1:34:43Yeah. I mean, but you know, a lot of people don't want to play that game either. And they want to say, okay, I don't want to spend my time working in spreadsheets and figuring out, okay, if I spend this much on travel, I use this one card. And for my groceries, I use that. And for my gas, I use this. Um, so this very, very compelling value proposition is say 3% on all categories, because what that allows you to do as a, as a spender is to say, this is just my default card.

1:35:13I'm just gonna, I'm just gonna, this is gonna be at the top of my wallet. Sure. I have the opportunity, the ability to do more work. If I wanted to do more work, maybe I'll pull out some other cards for other scenarios. But I also know that if I don't want to think about it, this card is, is really good in general as a default. And I think, I mean, in, in some cases, if you look at the really successful e-commerce companies like an Amazon, what they've been able to do is do such a good job that they've become the default place you go to buy stuff.

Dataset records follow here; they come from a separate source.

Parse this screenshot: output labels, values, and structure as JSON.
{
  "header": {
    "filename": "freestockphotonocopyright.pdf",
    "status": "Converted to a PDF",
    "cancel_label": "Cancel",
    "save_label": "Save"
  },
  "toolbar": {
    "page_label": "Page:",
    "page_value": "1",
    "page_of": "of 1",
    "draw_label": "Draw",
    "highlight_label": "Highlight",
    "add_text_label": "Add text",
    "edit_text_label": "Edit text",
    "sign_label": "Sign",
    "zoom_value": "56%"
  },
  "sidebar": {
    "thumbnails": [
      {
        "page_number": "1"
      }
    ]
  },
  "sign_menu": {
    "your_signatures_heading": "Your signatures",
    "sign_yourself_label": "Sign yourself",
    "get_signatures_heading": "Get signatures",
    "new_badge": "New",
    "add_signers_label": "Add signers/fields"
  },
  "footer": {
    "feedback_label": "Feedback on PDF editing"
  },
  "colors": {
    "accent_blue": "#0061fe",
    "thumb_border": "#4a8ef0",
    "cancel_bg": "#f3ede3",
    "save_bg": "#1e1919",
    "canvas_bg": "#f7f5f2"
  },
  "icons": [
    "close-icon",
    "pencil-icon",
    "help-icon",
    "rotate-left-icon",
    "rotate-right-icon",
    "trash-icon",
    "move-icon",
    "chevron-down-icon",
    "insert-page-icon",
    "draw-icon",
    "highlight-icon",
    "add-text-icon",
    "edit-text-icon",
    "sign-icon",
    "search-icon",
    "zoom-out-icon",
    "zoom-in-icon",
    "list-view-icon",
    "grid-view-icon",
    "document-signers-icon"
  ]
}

1:35:48Yeah. And sure. Maybe at this point, if you want a comparison shop and you want to buy a new belt and you really wanted to like save on, on the belt, you could probably find it cheaper somewhere else. But they do a good enough job and they serve you well for such a large majority of things that they become the first option. And I think that's what we've been able to achieve with the credit card. And, you know, even, even though it's still, even though it's still not completely generally available, we do have over half a million cardholders and we're among the fastest growing credit cards.

1:36:28Um, and you know, more people keep joining.